Great call on golf BUT…
Time on the range and course combined, consider also a similar following b/w Golf and tri magazines (despite that we simply re-read the same articles over and over and over), I was a hopeless golf addict for years b4 getting into racing…BUT
my sleeping, eating, stretching, daydreaming, naps, etc etc. arent really considered as minutes/hours spent training for IM, I find these things are most detrimental to my personal relationships etc. regarding IM training. Not to mention in huge base and super intense build weeks your just spent alot of the time. Beer and a hot dog at the turn is considered nutrition in Golf. Thats the difference.
How about serious and technically-skilled MMA fighters? One of the reasons why I pay attention to the UFC is because the best of those guys have to display mastery in even more disciplines than is required by triathletes. Beyond that, their basic cardio has to be top-notch, consistent weight-training is mandatory, and flexibility is probably off the charts.
I’ve heard about the 10,000 hour benchmark and I think it’s interesting. I read an article from quite a while ago where they quoted a nordic skiing great. I can’t remember who it was…it might’ve been Gunde Svan (it wasn’t Bjorn Daehlie, however)? His belief was that it took 10 years of consistent training and practice to truly learn how to properly classic ski (as opposed to skating).
**What other activities can we point to that might parallel IM training in this regard? Something where the end goal is so difficult, your average person would have to work on this task for many hours a week just to meet the bare bones standards of “finishing”? **
How about quilting and/or scrap booking? Both require (what appear to be) huge investments in equipment and time and the degree of finished product varies wildly…
d
Any comment on how long it would take to become “properly” proficient at skate-skiing?
I am a mediocre-form classic skier and have not yet tried skate-skiing, but thinking about it a bit here between sentences, is there even any vaild comparison between the two styles? I’m trying to picture both, and I guess what I see is that world-class classic skiers rely on rhythm and power that they try maintain with tight consistency, whereas for skate-skiers there is more variance in their technique(s).
There’s a great chance that I have no idea of what I’m talking about, and for that I apologize.
I’ve heard about the 10,000 hour benchmark and I think it’s interesting. I read an article from quite a while ago where they quoted a nordic skiing great. I can’t remember who it was…it might’ve been Gunde Svan (it wasn’t Bjorn Daehlie, however)? His belief was that it took 10 years of consistent training and practice to truly learn how to properly classic ski (as opposed to skating).
Ironically, for many years 1,000hrs/year has been the benchmark standard for world class nordic skiers. The Norwegians have studied this extensivly - the great Bjorn Daehle was part of those studies back in the 80’s and 90’s.
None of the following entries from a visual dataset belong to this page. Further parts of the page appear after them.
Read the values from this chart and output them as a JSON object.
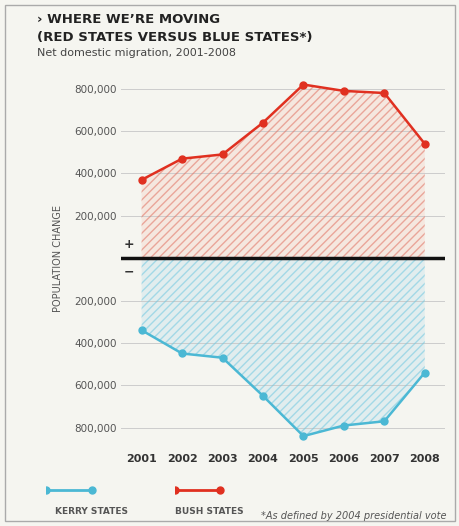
{
  "years": [
    2001,
    2002,
    2003,
    2004,
    2005,
    2006,
    2007,
    2008
  ],
  "bush_states": [
    370000,
    470000,
    490000,
    640000,
    820000,
    790000,
    780000,
    540000
  ],
  "kerry_states": [
    -340000,
    -450000,
    -470000,
    -650000,
    -840000,
    -790000,
    -770000,
    -540000
  ],
  "ylim": [
    -900000,
    900000
  ],
  "yticks": [
    -800000,
    -600000,
    -400000,
    -200000,
    0,
    200000,
    400000,
    600000,
    800000
  ],
  "title_line1": "› WHERE WE’RE MOVING",
  "title_line2": "(RED STATES VERSUS BLUE STATES*)",
  "subtitle": "Net domestic migration, 2001-2008",
  "red_color": "#e03020",
  "blue_color": "#4bb8d4",
  "zero_line_color": "#111111",
  "bg_color": "#f5f5f0",
  "grid_color": "#cccccc",
  "legend_kerry": "KERRY STATES",
  "legend_bush": "BUSH STATES",
  "footnote": "*As defined by 2004 presidential vote"
}
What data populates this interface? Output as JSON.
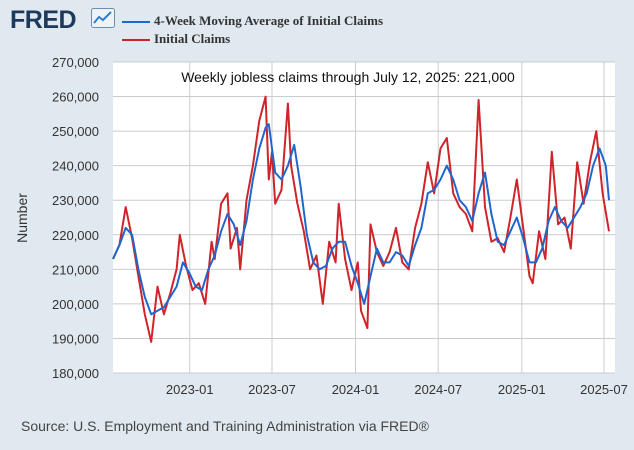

Assuming they start to become serious in their early to mid teens, the the goal in the Norwegian elite skiing development group is to build up to roughly 1,000 hrs of training a year by the time they reach their early 20’s. They then fine tune the yearly volume to suit the skier - usually with a bit less overall volume. They did find that 1,000 hrs was some form of break point - that when people started to do more than that, that often performance started to trail off. Reason: More overall fatigue. More down time for injuries and so on.